As expected, an interim dividend per share (DPS) of 24 sen was declared (1HFY14: 23 sen), in line with its historical trend.
Assuming a payout ratio of 44%, we expect Public Bank to declare a final DPS of 30 sen in 4QFY15 (FY14: 44%).
Leading indicators for loans growth remains weak, and we are only expecting system loans to expand by 7% to 8% y-o-y this year (2014 up 9.3% y-o-y).
Furthermore, the industry’s relatively high loan-to-deposit ratio (LDR) of over 80% makes bank lending more difficult than usual.
As for asset quality, it should remain stable in 2015 as banks continue to seek out new, creditworthy customers.
However, we believe that there will be an upcycle in credit cost given that most of the bad legacy business loans have already been restructured or recovered last year.
On the other hand, net interest margin (NIM) pressure is likely to persist on the back of stiff price-based competition for loans and deposits.
The spike in earnings came mainly from higher net interest income (up 10%), stronger non-interest income (up 15%), and lower provision for bad loans (down 9%).
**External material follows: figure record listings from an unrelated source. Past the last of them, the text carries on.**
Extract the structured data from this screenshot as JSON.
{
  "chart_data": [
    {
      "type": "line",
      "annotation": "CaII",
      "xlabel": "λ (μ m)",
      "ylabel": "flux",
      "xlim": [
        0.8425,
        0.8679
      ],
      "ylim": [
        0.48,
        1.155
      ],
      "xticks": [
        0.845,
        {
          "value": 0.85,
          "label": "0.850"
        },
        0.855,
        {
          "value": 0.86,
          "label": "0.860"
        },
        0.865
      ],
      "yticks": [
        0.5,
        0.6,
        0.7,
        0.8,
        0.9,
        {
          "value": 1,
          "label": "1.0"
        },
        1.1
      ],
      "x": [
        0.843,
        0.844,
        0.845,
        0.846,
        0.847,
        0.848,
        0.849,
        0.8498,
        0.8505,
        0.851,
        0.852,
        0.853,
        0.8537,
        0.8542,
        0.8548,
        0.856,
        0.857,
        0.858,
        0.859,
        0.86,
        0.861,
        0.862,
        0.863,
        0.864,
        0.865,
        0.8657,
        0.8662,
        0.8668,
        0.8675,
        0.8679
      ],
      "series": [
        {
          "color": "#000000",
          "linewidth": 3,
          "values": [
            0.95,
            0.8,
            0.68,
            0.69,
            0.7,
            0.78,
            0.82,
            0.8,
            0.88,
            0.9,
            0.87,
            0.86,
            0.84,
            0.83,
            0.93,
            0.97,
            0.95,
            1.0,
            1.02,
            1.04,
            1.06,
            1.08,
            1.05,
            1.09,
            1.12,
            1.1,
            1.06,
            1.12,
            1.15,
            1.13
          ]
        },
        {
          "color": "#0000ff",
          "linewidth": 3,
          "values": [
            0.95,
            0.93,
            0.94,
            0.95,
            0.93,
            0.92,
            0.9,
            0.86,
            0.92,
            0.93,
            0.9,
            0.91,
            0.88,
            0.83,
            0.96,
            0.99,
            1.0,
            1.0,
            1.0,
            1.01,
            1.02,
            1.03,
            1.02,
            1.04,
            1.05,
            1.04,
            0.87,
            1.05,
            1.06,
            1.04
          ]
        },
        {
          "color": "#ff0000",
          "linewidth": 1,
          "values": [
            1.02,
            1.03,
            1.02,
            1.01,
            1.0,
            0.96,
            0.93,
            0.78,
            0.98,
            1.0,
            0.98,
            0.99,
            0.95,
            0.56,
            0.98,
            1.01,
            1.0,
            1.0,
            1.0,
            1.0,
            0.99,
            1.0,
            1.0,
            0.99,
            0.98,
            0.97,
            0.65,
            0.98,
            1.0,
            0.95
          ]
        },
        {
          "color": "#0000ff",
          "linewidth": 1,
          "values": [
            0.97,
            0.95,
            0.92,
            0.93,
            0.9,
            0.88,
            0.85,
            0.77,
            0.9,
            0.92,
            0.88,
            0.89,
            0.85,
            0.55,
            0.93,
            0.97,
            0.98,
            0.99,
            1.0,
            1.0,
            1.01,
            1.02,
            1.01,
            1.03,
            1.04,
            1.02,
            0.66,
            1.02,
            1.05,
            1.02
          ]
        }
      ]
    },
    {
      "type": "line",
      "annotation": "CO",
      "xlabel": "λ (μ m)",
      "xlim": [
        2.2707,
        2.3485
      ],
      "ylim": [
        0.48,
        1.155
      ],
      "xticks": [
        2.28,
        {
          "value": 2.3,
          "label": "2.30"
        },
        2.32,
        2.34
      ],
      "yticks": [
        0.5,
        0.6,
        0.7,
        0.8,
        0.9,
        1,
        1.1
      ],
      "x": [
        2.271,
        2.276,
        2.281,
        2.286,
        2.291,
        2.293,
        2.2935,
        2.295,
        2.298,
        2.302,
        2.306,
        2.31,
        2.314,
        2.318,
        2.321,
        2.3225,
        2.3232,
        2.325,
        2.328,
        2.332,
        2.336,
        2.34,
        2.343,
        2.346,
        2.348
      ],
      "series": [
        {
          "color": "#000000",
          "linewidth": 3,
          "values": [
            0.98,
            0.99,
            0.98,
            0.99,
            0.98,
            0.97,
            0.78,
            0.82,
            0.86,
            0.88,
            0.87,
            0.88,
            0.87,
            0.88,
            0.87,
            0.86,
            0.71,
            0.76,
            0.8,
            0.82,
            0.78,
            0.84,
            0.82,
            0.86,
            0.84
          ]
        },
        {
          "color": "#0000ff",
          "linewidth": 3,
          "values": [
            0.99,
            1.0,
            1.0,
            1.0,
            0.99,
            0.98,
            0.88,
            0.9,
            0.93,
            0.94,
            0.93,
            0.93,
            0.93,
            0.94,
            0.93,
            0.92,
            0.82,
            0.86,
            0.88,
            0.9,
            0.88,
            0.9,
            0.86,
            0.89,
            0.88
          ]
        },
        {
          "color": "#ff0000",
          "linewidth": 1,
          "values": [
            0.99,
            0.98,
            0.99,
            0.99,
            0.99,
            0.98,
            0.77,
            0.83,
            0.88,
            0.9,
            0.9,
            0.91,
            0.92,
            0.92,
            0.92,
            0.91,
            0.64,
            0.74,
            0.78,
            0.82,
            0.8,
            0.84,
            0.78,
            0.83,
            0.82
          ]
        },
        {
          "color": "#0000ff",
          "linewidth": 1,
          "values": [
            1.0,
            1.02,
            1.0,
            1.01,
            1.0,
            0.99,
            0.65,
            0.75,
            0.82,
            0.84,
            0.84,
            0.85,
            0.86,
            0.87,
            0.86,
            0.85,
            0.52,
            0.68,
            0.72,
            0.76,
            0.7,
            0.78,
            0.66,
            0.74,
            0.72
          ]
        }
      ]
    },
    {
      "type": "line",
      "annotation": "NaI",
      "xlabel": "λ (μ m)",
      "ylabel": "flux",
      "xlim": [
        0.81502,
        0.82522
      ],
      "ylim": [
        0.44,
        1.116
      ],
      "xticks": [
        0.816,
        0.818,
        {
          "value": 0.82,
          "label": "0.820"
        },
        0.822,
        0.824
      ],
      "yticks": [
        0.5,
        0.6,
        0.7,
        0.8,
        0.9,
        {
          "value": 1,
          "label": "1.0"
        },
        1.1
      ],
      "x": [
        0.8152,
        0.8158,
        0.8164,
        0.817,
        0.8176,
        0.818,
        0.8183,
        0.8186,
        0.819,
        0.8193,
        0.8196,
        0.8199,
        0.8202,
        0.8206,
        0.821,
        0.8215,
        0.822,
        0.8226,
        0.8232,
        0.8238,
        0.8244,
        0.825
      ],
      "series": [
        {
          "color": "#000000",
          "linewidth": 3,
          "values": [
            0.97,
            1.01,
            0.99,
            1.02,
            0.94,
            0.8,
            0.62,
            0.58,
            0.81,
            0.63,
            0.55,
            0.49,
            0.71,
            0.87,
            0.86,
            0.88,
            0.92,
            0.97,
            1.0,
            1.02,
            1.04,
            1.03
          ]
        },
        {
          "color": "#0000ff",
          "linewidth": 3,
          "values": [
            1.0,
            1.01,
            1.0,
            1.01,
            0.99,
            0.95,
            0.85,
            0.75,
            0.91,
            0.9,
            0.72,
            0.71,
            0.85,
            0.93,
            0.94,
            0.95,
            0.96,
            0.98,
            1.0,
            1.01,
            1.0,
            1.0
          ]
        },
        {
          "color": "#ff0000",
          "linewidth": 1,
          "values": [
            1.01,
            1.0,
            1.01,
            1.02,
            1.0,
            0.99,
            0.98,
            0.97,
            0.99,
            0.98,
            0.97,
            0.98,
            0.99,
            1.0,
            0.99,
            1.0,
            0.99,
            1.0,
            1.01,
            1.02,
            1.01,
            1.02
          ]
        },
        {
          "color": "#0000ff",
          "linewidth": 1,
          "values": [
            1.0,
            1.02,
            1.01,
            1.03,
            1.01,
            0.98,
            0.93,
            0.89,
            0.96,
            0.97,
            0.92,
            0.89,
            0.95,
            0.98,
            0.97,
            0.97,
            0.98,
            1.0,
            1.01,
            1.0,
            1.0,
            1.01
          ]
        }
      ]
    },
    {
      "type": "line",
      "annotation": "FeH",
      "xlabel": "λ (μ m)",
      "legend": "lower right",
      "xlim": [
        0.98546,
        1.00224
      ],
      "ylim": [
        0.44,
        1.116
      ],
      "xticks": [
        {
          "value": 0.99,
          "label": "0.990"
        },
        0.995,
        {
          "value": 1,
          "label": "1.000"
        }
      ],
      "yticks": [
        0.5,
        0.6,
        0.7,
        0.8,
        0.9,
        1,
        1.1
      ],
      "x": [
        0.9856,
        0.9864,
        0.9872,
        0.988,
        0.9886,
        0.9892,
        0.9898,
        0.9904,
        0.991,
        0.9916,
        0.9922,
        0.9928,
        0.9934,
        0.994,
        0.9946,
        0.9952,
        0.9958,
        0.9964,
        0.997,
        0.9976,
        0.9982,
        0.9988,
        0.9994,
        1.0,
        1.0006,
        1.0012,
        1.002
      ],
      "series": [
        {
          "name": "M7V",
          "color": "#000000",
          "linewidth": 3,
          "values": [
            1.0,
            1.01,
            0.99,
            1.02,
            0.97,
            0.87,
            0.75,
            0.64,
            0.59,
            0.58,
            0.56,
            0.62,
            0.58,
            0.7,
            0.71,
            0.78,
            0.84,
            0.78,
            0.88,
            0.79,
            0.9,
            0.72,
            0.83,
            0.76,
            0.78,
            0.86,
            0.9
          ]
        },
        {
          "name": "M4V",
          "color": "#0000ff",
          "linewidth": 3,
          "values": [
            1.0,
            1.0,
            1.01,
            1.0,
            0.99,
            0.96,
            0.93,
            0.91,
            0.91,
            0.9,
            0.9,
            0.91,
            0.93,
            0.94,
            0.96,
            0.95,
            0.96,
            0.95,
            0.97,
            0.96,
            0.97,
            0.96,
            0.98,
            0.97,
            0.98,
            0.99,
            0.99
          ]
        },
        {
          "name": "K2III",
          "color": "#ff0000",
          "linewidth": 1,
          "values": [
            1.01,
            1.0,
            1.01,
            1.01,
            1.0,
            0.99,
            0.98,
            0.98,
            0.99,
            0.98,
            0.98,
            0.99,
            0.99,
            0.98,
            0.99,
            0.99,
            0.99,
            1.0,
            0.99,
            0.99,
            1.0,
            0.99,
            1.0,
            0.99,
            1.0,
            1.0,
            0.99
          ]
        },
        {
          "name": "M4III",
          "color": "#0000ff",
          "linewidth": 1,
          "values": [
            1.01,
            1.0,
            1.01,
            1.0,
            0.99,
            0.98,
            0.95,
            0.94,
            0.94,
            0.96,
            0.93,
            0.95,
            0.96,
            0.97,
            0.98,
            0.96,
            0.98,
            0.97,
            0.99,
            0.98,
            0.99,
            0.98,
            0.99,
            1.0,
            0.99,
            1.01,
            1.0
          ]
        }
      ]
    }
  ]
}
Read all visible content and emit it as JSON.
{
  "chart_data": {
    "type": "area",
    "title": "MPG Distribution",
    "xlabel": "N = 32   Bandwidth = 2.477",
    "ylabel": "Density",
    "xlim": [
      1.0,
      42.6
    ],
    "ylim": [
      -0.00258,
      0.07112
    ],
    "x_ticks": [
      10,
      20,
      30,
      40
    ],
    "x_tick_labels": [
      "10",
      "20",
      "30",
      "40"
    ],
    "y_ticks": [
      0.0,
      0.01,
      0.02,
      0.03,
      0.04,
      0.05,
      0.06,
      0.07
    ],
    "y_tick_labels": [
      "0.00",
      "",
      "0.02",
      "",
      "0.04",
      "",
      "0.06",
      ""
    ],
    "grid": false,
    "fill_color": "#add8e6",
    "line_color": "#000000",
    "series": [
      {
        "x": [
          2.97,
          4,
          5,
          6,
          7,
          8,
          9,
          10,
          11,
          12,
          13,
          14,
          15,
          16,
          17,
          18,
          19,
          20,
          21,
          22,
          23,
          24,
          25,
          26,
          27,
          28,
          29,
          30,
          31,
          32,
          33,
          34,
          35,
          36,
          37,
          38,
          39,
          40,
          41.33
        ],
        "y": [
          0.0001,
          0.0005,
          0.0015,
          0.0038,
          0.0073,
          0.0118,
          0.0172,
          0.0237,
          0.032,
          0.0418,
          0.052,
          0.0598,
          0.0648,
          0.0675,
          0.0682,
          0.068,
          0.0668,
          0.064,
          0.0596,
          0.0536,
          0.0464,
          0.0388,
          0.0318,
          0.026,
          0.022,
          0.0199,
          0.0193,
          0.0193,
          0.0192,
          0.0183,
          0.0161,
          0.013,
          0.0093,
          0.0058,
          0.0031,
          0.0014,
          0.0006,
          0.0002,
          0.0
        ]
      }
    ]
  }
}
Non-interest income (up 15%) was robust, thanks to the jump in unit trust income (up 9%), fee income (up 19%), foreign exchange gain (up 21%), and investment income (up 22%).
NIM fell 11 basis points (bps) due to stiff price-based competition in the market, especially for retail deposits.
Loans and deposits both grew 12%. In turn, LDR was relatively unchanged at 88%. Note that its loans growth was ahead of both our estimate and management target of 10%.
Current account and savings account deposits rose 7%, making up 24% of total deposit base (1HFY14: 25%).
Cost-to-income ratio declined 70 bps to 31% as operating expenditure grew at a slower pace (8%) vis-à-vis total income (10%).
Asset quality improved as gross impaired loans and credit charge ratio fell 20 bps and 2 bps, respectively. Furthermore, loan loss coverage stayed above 100%.
Return on equity dipped 3% to 17%, in line with our and management expectations.
Common Equity Tier 1 and total capital ratios expanded 1% to 2%. This can be attributed to the capital raising exercise from last year.
Since Public Bank’s 1HFY15 results is in line with expectations, we make no changes to our FY15 and FY16 estimated earnings of RM4.78 billion and RM4.99 billion. — Kenanga Research, July 31
This article first appeared in Digital Edge Daily, on August 3, 2015.